IV. FLORES FAILED TO REQUEST THE TRIAL COURT'S PERMISSION TO SEEK INJUNCTIVE RELIEF WITHOUT FIRST FILING A COMPLAINT WITH THE FAIR POLITICAL PRACTICES COMMISSION
Flores alleges that Colon failed to disqualify himself from hearings before the planning commission that adversely effected Flores's competing business. Flores further alleges that Colon used his position on the planning commission to purchase city property "for far below fair market value" and to obtain exemptions from city business ordinances including the required number of parking places and building color requirements. Flores contends that Colon's conduct violates section 87100 which prohibits a government official from using his official position to influence a government decision in which he has a financial interest. A violation of section 87100 may expose the government official to a civil penalty (§ 91005, subd. (b)) and injunctive relief (§ 91003, subd. (a)).
Before a private person can bring an action for a civil penalty under section 91005, subdivision (b), however, he must first file with the civil prosecutor a written request for the civil prosecutor to commence the action just as in the case of failure to file a financial statement discussed above. (§ 91007, subd. (a).) A different requirement applies to a private person seeking injunctive relief regarding an official's conflict of interest.
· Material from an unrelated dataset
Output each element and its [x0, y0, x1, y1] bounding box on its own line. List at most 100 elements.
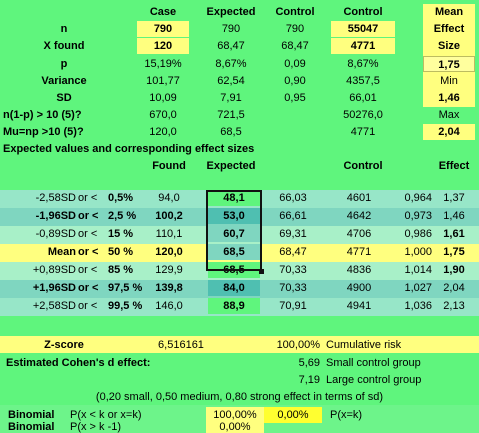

When injunctive relief is sought, the plaintiff must seek the trial court's permission to proceed with the complaint without first filing a complaint with the Fair Political Practices Commission. (§ 91003, subd. (a).) As previously discussed, Flores's complaint does not allege, and the record does not show, compliance with section 91007, subd. (a)—a request that the civil prosecutor commence an action. Therefore, he cannot seek a civil penalty for Colon's alleged conflict of interest. Flores also failed to request the trial court to exercise its discretion under section 91003, subdivision (a) as to whether Flores should be required to file a complaint with the Political Practices Commission. Therefore, he cannot seek injunctive relief under section 91003, subdivision (a).
V. FLORES'S CAUSE OF ACTION FOR INTENTIONAL INFLICTION OF EMOTIONAL DISTRESS FAILS BECAUSE DEFENDANTS' ALLEGED CONDUCT IS NOT "EXTREME AND OUTRAGEOUS" AS A MATTER OF LAW
A cause of action for intentional infliction of emotional distress requires "`extreme and outrageous conduct'" by the defendants. (Davidson v. City of Westminster (1982) 32 Cal.3d 197, 209.) To be outrageous, conduct "must be so extreme as to exceed all bounds of that usually tolerated in a civilized community." (Ibid.) A court may determine as a matter of law whether the facts pled in a complaint meet that requirement. (Id. at p. 210.) Selective enforcement of city ordinances against Flores does not, as a matter of law, rise to the level of such extreme malfeasance "as to exceed all bounds of that usually tolerated in a civilized community." (Ibid.)
The judgment is reversed as to the cause of action for violation of civil rights. In all other respects the judgment is affirmed. Each party to bear its own costs on appeal.
MALLANO, P. J. and CHANEY. J., concurs.